Dans une chaleur étouffante, les manifestants ont, pendant sept heures, défilé dans les rues étroites de l'île principale, formant un cortège impressionnant et brandissant des pancartes rouges sur lesquelles on pouvait lire "Non à l'extradition".
"Il y a 1,03 million de personnes à la marche d'aujourd'hui", a annoncé un des organisateurs à la foule rassemblée devant le Conseil législatif (LegCo, le "Parlement" local), déclenchant vivats et applaudissements.
La police, qui traditionnellement donne des chiffres de participation nettement inférieurs à ceux des organisateurs, a estimé que la marche avait, à son plus fort, rassemblé 240.000 personnes - soit, selon ses chiffres, la deuxième manifestation la plus massive depuis la rétrocession.
La marche était en tout cas comparable à une manifestation de 2003, qui avait vu un demi-million de personnes descendre dans les rues, forçant les autorités à renoncer à une loi controversée sur la sécurité nationale.
Selon ses détracteurs, le projet de loi d'extradition, porté par les autorités hongkongaises pro-Pékin, placera la population à la merci d'un système judiciaire chinois opaque et politisé. Il a suscité des critiques des juristes, des milieux financiers et de diplomates occidentaux inquiets pour leurs ressortissants sur l'ex-colonie britannique revenue en 1997 dans le giron chinois.
Marco Ng a fermé son café pour rejoindre la marche. "Notre ville est plus importante que mon commerce", a-t-il déclaré. "Si nous ne protestons pas, le gouvernement ne prendra pas en compte nos inquiétudes".
"La voix du peuple n'est pas écoutée", s'est indigné Ivan Wong, un étudiant de 18 ans. "Cette loi n'affectera pas seulement la réputation de Hong Kong en tant que centre financier international, mais aussi notre système judiciaire. Cela a des conséquences sur mon avenir".
Large opposition
De nombreux manifestants ont dit ne plus croire aux engagements de l'exécutif hongkongais de ne pas envoyer sur le continent les personnes critiques à l'égard du pouvoir chinois.
Ces dernières semaines, des avocats, souvent vêtus de noir, ont défilé contre le projet de loi, des magistrats ont donné sous couvert d'anonymat des interviews critiques dans les médias et les deux principales associations de juristes de Hong Kong ont appelé à le repenser. Les milieux d'affaires sont également montés au créneau, venant s'ajouter aux critiques exprimées par les Etats-Unis, le Canada, l'ancienne puissance coloniale britannique et de nombreux autres gouvernements européens.
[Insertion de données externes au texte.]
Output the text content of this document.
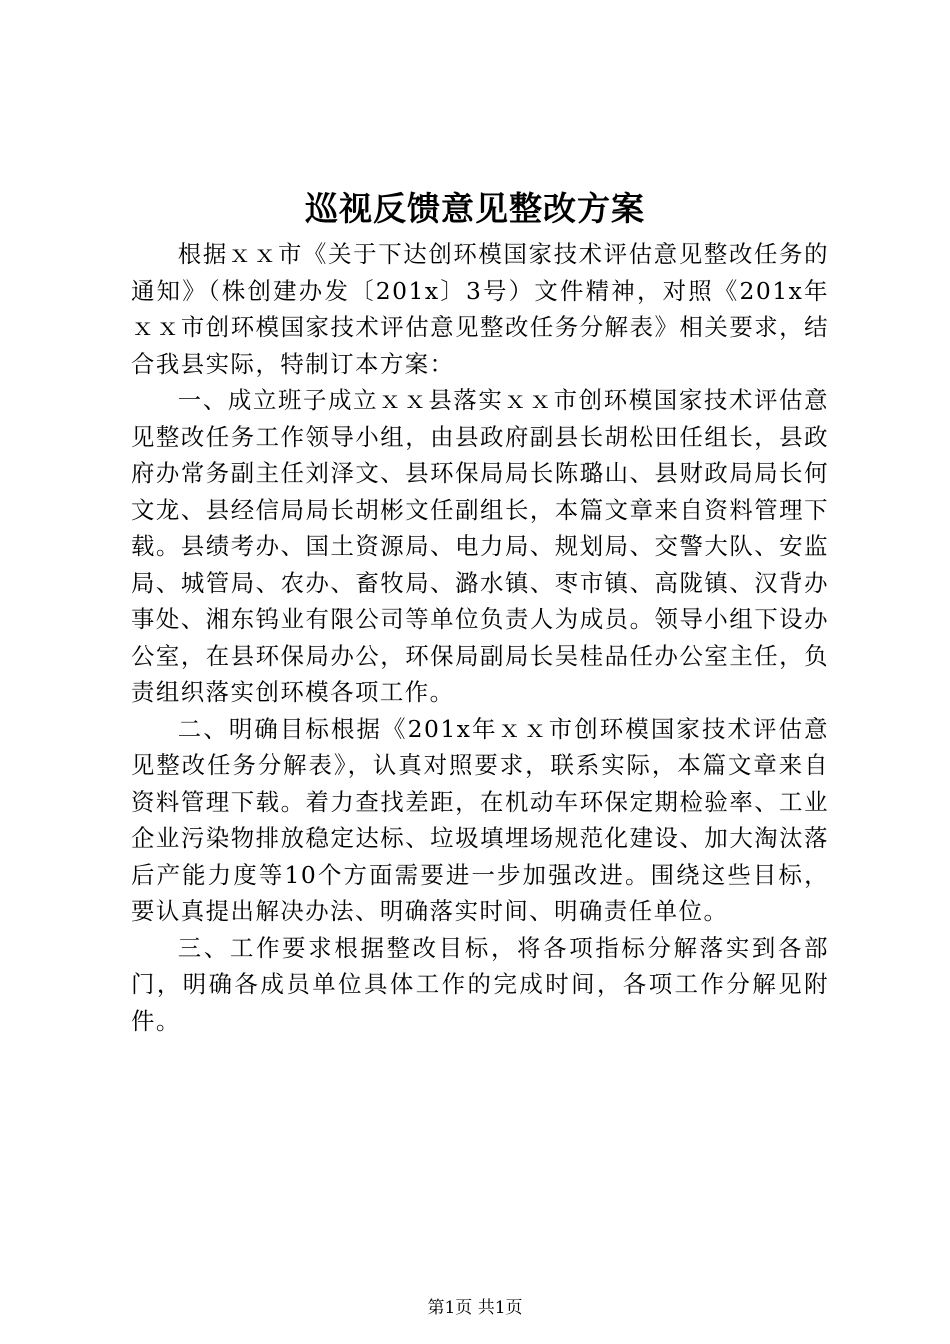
巡视反馈意见整改方案

根据ｘｘ市《关于下达创环模国家技术评估意见整改任务的通知》（株创建办发〔201x〕3号）文件精神，对照《201x年ｘｘ市创环模国家技术评估意见整改任务分解表》相关要求，结合我县实际，特制订本方案：

一、成立班子成立ｘｘ县落实ｘｘ市创环模国家技术评估意见整改任务工作领导小组，由县政府副县长胡松田任组长，县政府办常务副主任刘泽文、县环保局局长陈璐山、县财政局局长何文龙、县经信局局长胡彬文任副组长，本篇文章来自资料管理下载。县绩考办、国土资源局、电力局、规划局、交警大队、安监局、城管局、农办、畜牧局、潞水镇、枣市镇、高陇镇、汉背办事处、湘东钨业有限公司等单位负责人为成员。领导小组下设办公室，在县环保局办公，环保局副局长吴桂品任办公室主任，负责组织落实创环模各项工作。

二、明确目标根据《201x年ｘｘ市创环模国家技术评估意见整改任务分解表》，认真对照要求，联系实际，本篇文章来自资料管理下载。着力查找差距，在机动车环保定期检验率、工业企业污染物排放稳定达标、垃圾填埋场规范化建设、加大淘汰落后产能力度等10个方面需要进一步加强改进。围绕这些目标，要认真提出解决办法、明确落实时间、明确责任单位。

三、工作要求根据整改目标，将各项指标分解落实到各部门，明确各成员单位具体工作的完成时间，各项工作分解见附件。

第1页 共1页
Les autorités tentent de faire voter ce texte qui permettrait les extraditions vers les pays, dont la Chine continentale, avec lesquels il n'y a pas d'accord en ce sens.
L'exécutif de la région semi-autonome affirme que cette loi doit combler un vide juridique et qu'elle est nécessaire notamment pour rendre possible l'extradition vers Taïwan d'un Hongkongais recherché pour meurtre.
Mais ses détracteurs affirment que ce dossier de meurtre n'est qu'un prétexte pour satisfaire Pékin.
Le texte doit arriver mercredi en deuxième lecture au Conseil législatif, où il a déjà occasionné des bagarres entre élus, pour une inscription au journal officiel d'ici à fin juillet.
Disparitions
La marche de dimanche, avec sa mobilisation exceptionnelle, pose un énorme défi à Carrie Lam, la cheffe de l'exécutif hongkongais, qui n'est pas élue mais nommée.
Ignorer l'ampleur de l'hostilité au projet de loi pourrait attiser la colère, voire relancer une mobilisation comparable au "Mouvement des Parapluies" de 2014. Les organisateurs de la manifestation ont averti dimanche soir que leurs actions "monteraient en puissance" si le gouvernement ne tenait pas compte de l'opposition au texte.
Mais un recul de Carrie Lam, qui a déjà fait une série de concessions, pourrait encourager les opposants au projet, et mécontenter Pékin. Plusieurs hauts responsables du Parti communiste chinois ont affiché leur soutien à la loi d'extradition.
En vertu de l'accord de rétrocession conclu entre Londres et Pékin, Hong Kong jouit jusque 2047 d'une semi-autonomie et de libertés qui n'existent pas en Chine continentale.
La suspicion envers la Chine est renforcée par une série de disparitions de personnalités critiques envers le pouvoir chinois, dont un groupe d'éditeurs dissidents et un milliardaire, qui sont ensuite réapparues en détention sur le continent.
Des disparitions "terrifiantes" pour Leo Yuen, un manifestant qui travaille dans le milieu de l'art. "On peut prévoir comment cela pourrait arriver encore facilement si la loi était adoptée", a-t-il dit à l'AFP.